Me too. And I doubt it was placebo because no other drug did anything whatsoever and this one made me able to walk around the hospital ward some having been bedbound for many months previously. Wore off after 24 hours or so.

 

https://www.s4me.info/threads/stanford-community-symposium-2018-fluge.6037/#post-113118

 

An odd thing I recall about the Rituximab trials was that, of the patients who improved, many did not start to get better until months later. Fluge and Mella had a hypothesis for why this might be, but, since the trial ultimately turned out null, it remains an odd delay for a placebo effect.

I suppose in the final trial some (maybe all) patients may have been aware of the "delayed effect" from the earlier trials, but it would still be curious that this delayed response showed up in the earlier pilot trials.

 

It's quite possible that they actually did feel a bit better. Just not significantly enough to make a difference. Which is the fatal flaw in all psychosocial research. Making "feeling a bit better" as the end-point answers one question, it just doesn't solve any part of the actual problem.

Beer makes me feel better. For 1-2h. Not always, but generally. By PACE-style research beer is a cure because on some questionnaires sometimes I will feel a bit better. If you fudge up the population statistics you absolutely could do PACE and switch their BS with beer, chocolate, massages, whatever, and have the exact same questionnaire effect.

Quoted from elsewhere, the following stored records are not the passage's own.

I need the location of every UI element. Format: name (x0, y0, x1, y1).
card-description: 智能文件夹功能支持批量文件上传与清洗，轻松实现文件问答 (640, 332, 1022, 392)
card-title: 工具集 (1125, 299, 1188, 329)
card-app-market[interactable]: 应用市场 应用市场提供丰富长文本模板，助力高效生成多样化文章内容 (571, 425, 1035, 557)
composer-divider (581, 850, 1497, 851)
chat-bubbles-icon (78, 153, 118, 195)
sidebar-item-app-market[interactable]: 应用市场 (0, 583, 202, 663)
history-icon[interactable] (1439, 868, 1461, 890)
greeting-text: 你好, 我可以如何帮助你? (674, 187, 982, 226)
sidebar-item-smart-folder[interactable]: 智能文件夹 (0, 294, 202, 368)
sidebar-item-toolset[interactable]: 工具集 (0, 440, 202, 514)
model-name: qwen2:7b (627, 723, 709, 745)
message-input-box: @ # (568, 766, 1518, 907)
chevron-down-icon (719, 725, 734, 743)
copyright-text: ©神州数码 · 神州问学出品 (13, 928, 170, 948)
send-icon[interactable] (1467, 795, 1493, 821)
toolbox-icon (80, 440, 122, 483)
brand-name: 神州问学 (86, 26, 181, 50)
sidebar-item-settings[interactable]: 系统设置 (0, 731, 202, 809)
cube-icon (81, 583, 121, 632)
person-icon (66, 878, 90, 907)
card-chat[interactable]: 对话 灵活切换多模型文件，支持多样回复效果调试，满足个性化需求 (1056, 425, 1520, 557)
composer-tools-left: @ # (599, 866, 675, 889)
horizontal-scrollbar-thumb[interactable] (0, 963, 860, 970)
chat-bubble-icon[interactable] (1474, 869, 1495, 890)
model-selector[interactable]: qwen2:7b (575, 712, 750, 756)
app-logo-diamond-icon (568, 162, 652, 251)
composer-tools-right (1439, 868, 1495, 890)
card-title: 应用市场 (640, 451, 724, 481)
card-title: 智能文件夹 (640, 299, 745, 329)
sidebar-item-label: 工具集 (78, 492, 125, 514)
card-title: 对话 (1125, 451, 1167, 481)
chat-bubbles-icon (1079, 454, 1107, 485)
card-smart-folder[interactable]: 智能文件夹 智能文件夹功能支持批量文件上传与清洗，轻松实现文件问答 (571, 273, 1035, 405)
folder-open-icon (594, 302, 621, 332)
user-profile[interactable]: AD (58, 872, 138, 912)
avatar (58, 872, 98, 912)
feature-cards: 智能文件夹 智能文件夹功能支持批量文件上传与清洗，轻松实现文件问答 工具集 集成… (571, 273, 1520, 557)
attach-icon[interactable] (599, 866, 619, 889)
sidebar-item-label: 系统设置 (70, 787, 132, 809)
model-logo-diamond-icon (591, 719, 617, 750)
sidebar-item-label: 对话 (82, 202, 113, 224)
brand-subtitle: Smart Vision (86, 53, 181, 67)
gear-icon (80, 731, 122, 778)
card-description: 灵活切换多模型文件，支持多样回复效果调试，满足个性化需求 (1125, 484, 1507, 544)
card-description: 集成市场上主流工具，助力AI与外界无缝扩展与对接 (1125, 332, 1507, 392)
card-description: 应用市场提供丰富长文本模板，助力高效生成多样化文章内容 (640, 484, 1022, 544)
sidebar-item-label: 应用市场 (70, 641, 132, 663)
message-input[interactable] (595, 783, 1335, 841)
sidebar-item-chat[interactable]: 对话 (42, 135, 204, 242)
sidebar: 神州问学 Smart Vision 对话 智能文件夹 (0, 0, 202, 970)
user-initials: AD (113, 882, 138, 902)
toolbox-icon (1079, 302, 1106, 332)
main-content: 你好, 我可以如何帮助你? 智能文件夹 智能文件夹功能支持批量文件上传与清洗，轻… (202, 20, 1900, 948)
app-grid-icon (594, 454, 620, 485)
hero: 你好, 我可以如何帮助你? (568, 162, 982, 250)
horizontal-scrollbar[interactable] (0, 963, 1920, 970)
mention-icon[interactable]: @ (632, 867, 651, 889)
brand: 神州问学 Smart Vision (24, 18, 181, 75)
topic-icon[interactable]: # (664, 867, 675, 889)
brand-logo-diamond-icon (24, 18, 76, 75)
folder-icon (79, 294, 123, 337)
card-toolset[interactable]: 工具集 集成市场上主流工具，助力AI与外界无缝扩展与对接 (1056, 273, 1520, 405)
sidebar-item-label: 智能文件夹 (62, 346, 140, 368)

Questionnaire-based research is junk, that's why it has to be secondary to an objective measurement. Real scientists understand the difference. Charlatans simply don't care, they are motivated by self-interest and nothing else.

 

I wonder why the anecdots of privat patients were nearly all negativ, only small improvements or even worsening. I think in these settings the expectation to improve must be as high as in the studies and it was very expensive for them, so you would think they would exaggerate small improvents even more than trial participants?